Donnerstag, 15. Februar 2018

Gehirn-Scans zeigen Intelligenz eines Menschen

Forscher der New York University (NYU) School of Medicine können mittels spezieller Gehirn-Scans die geistigen Fähigkeiten eines Menschen bestimmen.

Gehirn-Scans erfassen die geistigen Fähigkeiten eines Menschen.
Gehirn-Scans erfassen die geistigen Fähigkeiten eines Menschen. - Foto: © shutterstock

Wie sie im Magazin "PLOS One" berichten, haben sie bei 892 US-Bürgern jede Hirnregion mittels funktioneller Magnetresonanztomografie (fMRI) gescannt, um die darin stattfindenden chemischen Reaktionen zu sehen. Dabei stellten sie einen Zusammenhang zwischen der Entropie - der Anzahl der Nerven-Schaltkreise, mit denen die Umwelt interpretiert wird - und der Intelligenz der Testpersonen fest.
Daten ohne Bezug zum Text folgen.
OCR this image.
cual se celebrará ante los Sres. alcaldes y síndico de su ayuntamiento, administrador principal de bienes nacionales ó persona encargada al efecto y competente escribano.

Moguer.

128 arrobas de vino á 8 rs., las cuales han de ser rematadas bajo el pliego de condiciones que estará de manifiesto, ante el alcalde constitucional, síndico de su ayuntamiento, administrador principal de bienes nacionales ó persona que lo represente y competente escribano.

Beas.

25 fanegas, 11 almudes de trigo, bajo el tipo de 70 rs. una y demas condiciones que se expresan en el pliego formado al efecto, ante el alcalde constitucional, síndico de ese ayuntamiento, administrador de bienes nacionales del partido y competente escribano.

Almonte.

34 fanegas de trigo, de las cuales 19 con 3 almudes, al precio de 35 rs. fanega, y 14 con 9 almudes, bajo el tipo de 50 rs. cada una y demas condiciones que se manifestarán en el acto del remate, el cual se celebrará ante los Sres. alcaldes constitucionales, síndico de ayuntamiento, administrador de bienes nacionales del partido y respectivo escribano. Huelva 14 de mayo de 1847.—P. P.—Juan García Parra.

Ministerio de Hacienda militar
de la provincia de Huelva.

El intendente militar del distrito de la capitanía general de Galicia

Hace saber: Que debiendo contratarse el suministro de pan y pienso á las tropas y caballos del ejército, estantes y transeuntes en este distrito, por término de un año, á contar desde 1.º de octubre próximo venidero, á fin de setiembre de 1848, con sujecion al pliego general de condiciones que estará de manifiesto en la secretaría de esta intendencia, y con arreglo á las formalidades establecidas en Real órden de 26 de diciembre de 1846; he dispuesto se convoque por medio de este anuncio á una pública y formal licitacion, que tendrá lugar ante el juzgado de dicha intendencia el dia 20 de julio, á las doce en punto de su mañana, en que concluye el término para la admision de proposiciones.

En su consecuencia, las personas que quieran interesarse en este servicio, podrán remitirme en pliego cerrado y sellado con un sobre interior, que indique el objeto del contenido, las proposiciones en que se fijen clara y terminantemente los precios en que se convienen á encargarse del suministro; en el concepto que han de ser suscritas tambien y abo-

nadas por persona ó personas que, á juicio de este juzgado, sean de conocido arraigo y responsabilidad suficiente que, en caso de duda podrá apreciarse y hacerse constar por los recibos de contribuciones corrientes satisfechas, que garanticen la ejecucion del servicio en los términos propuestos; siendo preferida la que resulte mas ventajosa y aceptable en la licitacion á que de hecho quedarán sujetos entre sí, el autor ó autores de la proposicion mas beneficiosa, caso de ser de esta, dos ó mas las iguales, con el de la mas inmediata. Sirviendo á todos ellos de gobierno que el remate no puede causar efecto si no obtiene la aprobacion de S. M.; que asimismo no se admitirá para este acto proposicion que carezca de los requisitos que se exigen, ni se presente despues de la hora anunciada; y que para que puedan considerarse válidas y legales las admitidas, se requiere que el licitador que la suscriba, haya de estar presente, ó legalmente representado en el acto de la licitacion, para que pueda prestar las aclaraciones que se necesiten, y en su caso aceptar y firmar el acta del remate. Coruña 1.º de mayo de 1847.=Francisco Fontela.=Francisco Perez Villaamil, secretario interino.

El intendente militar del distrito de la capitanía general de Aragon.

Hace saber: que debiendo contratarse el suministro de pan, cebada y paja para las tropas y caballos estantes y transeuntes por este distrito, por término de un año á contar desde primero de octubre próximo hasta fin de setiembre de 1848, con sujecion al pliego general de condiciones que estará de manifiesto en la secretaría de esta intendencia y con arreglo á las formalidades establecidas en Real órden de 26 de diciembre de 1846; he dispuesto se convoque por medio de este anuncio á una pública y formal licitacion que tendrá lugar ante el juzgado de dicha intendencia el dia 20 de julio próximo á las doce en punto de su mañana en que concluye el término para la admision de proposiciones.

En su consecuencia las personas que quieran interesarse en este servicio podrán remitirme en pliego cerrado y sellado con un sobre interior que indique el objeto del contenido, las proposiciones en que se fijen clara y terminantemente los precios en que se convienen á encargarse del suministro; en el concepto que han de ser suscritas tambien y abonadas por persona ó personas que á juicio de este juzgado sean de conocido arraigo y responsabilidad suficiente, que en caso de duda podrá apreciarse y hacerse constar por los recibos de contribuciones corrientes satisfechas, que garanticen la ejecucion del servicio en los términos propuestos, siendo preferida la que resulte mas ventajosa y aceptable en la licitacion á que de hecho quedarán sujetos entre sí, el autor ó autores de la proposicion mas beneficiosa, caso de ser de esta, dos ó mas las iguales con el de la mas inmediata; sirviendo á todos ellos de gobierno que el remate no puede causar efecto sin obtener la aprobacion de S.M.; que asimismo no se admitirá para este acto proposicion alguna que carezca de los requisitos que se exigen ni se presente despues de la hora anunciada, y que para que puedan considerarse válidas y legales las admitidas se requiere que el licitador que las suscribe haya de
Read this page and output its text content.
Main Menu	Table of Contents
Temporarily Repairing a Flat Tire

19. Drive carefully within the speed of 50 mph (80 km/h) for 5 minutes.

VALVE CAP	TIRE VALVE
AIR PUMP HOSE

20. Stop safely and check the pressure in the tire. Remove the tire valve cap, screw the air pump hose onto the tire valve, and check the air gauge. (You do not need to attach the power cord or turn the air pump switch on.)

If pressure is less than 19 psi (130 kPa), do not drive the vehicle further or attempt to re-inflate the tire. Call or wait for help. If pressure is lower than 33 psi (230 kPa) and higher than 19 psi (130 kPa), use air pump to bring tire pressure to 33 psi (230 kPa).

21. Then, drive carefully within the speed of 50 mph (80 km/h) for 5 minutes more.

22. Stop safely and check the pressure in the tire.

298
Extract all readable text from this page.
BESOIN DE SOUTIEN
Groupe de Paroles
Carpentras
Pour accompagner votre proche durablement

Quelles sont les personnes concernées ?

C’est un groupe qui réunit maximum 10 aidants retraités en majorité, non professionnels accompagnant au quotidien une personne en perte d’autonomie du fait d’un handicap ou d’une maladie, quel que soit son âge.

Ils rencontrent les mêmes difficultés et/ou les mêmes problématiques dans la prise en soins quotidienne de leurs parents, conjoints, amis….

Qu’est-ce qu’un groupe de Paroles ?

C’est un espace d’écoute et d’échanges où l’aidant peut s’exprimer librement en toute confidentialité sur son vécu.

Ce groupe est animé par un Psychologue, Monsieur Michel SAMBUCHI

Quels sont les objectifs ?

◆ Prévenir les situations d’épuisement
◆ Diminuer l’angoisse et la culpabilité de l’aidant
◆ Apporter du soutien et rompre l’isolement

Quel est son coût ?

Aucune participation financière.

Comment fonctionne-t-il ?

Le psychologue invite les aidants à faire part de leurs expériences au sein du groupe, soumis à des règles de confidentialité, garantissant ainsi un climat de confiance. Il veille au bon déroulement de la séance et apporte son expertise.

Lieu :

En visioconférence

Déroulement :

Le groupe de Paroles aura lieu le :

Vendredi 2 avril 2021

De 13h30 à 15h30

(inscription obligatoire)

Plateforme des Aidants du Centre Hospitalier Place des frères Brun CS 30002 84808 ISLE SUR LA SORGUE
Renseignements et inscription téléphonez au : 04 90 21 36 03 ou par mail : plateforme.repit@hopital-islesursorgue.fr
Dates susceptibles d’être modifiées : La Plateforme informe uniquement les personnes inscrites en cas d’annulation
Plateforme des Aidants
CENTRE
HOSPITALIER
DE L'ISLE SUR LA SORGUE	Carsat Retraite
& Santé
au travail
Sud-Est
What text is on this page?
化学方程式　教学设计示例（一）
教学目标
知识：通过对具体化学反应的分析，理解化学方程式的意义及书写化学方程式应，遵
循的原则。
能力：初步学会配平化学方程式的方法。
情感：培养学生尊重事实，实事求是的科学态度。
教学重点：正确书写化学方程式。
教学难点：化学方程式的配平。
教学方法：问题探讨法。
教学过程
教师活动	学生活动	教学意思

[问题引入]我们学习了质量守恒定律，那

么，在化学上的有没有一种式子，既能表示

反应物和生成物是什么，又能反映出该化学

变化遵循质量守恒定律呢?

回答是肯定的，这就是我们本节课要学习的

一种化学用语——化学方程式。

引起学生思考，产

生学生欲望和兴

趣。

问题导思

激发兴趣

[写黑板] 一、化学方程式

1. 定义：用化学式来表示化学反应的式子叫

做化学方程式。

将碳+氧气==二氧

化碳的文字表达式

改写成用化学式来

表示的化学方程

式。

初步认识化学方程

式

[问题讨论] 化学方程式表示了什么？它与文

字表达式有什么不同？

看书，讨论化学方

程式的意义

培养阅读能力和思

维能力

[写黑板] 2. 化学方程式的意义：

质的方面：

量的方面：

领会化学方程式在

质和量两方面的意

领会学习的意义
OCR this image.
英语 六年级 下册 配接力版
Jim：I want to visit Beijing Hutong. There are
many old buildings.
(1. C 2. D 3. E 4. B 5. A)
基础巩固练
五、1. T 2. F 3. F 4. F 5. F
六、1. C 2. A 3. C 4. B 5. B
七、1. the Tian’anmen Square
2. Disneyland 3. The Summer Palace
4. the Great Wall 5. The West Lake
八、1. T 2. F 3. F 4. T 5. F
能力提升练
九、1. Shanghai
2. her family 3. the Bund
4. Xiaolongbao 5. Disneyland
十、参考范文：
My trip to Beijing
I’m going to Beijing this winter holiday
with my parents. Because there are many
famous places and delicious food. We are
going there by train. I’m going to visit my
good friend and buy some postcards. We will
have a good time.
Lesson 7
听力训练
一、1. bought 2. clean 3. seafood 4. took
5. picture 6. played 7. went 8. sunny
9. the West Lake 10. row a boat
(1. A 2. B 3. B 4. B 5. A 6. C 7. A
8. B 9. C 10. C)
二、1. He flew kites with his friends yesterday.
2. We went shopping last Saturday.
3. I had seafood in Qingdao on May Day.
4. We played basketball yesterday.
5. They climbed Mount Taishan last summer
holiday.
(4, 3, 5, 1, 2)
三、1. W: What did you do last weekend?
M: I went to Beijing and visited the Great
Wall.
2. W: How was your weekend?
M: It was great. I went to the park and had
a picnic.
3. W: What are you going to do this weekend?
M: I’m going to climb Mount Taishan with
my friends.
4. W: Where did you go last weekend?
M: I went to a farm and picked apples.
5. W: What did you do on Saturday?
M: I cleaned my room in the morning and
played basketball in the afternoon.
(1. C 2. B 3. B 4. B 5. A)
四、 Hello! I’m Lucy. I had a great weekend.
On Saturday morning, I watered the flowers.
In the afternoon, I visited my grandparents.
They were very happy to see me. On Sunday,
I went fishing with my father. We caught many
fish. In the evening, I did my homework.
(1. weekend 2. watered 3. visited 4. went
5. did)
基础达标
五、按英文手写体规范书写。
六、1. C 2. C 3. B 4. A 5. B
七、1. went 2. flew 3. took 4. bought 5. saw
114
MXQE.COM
Neues Verständnis von Intelligenz

"Unsere Studie liefert die ersten stichhaltigen Beweise, dass es mithilfe von fMRI-Scans der Gehirn-Entropie möglich ist, ein neues Verständnis von der menschlichen Intelligenz zu entwickeln", erklärt der leitende Studienautor Glenn Saxe, Professor für Kinder- und Jugendpsychiatrie an der NYU School of Medicine und Mitglied des NYU Lagone Health's Neuroscience Institute.

Glenn Saxe. - Foto: NYU

Denn die eigene Untersuchung habe gezeigt, dass eine größere Entropie mit einer besseren Fähigkeit zur Informationsverarbeitung einhergehe. "Das gilt wiederum als zentraler Aspekt für Intelligenz", so Saxe.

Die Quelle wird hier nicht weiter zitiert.